EDC now has seven members, which include Evans, Jeremy Wilson, Randy Clarkston, Doug Wittich, Megan McMath, and Wolfgang Richter. After a recent Sooke Council meeting they also caught the attention of Coun. Bev Burger, who Evans said will help relay the group’s ideas to council.
Evans says the group was excited to see government funded improvements begin on Sooke Road, and though it will keep the momentum going on the campaign, its now shifted its focus towards a different topic: tourism.
“We think that Sooke is an underutilized resource on the South Island,” said Evans. “We have everything Vancouver Island has to offer when it comes to outdoor recreation, and its only 45 minutes from Victoria.”

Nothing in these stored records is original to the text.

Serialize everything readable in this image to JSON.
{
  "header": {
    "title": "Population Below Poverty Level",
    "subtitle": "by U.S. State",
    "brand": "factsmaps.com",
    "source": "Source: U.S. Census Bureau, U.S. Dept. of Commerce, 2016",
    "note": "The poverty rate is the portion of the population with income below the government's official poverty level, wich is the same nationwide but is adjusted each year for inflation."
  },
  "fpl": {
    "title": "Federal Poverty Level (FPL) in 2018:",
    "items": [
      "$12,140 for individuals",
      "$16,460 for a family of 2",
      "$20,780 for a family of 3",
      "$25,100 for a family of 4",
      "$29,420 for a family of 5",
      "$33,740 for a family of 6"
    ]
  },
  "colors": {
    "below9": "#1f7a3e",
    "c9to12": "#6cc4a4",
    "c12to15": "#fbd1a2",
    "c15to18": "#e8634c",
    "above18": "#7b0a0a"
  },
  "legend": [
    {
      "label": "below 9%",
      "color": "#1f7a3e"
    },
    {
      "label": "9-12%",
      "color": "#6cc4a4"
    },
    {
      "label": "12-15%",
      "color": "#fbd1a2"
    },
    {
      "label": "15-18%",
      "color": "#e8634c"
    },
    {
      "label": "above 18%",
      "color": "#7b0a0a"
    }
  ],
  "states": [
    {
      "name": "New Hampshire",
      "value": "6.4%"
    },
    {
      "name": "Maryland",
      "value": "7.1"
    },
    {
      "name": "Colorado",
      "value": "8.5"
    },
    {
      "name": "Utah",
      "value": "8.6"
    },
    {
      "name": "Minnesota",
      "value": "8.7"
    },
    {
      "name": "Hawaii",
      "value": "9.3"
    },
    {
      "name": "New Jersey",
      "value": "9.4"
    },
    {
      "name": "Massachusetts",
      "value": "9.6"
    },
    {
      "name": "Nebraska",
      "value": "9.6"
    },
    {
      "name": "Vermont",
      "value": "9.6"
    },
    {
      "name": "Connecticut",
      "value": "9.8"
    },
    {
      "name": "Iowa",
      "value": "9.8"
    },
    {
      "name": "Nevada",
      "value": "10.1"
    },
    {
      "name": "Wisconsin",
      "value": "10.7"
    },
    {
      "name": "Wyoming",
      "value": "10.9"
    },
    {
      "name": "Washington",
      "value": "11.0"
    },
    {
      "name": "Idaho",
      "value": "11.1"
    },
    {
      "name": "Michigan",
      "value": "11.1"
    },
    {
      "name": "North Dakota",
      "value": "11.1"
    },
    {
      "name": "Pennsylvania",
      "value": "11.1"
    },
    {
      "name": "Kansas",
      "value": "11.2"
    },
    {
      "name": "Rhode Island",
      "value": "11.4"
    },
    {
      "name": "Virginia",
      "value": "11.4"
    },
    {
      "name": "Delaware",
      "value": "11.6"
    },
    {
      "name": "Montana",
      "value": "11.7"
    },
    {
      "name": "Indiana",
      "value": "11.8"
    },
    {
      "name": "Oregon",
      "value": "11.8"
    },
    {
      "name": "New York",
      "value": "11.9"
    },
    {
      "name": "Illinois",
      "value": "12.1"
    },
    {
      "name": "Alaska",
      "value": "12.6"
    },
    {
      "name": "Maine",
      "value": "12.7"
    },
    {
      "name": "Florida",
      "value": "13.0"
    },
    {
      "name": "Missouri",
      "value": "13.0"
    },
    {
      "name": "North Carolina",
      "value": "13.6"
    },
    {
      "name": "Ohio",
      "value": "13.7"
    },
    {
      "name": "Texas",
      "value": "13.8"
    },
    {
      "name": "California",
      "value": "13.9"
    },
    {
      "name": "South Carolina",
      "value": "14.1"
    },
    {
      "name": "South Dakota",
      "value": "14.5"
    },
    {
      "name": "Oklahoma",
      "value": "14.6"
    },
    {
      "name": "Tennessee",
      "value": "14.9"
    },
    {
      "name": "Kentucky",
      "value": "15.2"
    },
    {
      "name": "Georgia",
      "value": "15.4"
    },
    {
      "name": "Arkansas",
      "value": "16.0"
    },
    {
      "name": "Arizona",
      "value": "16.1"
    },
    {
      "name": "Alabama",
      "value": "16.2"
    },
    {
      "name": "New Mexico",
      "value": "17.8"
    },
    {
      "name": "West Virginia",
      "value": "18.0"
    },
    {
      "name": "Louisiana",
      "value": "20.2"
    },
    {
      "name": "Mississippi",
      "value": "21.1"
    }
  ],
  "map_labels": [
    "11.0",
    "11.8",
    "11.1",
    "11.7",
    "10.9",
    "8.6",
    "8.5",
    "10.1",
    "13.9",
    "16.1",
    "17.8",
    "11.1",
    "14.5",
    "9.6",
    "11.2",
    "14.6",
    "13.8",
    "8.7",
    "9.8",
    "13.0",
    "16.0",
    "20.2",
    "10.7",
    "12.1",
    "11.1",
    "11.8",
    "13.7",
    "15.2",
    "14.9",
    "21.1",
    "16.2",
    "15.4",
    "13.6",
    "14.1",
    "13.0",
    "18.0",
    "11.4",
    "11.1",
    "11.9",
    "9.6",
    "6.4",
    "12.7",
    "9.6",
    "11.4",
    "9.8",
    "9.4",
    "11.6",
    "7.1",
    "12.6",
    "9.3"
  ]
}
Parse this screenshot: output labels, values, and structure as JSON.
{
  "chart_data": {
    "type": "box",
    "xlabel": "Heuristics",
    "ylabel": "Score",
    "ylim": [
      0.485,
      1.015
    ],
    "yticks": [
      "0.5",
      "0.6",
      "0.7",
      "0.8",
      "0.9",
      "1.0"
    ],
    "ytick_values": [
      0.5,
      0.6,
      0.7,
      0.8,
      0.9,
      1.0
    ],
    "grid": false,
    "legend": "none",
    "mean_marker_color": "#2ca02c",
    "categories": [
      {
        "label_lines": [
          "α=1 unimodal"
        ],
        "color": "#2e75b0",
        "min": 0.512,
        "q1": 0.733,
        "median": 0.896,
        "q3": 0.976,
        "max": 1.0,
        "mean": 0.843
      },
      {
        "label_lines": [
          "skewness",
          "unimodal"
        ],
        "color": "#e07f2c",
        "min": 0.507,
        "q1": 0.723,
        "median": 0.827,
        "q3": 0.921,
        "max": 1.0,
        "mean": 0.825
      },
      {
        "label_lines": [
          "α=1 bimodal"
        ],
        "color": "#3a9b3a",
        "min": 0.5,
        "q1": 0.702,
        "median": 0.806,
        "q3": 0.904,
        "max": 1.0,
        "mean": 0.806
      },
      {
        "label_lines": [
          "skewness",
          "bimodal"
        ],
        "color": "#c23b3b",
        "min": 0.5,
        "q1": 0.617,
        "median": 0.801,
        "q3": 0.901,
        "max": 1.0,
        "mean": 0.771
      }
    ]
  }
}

Jeremy Wilson, another EDC member and owner of the 17 Mile Pub, agreed: “In my opinion, we have some of the best mountain biking, hiking, fishing, surfing and waterfront access in Canada. We are in the perfect location for adventure tourism.”
Wilson and Evans said the group hopes to hold an outdoor recreation gathering in April and bring in experts from outside the region to discuss how to become a more prominent tourist destination.
Wilson said tourism is what communities like Squamish and Whistler’s economies thrive on, and the EDC wants to make the same thing happen for Sooke.
“Our group wants to help get some momentum going. We hope to work with Sooke council and community organizations try to cultivate more business out here,” Wilson said.
Evans added that it is up to the community to make things happen.
“We as a community have to be the drivers of what we want Sooke to become. If we want to improve, it’s up to us.”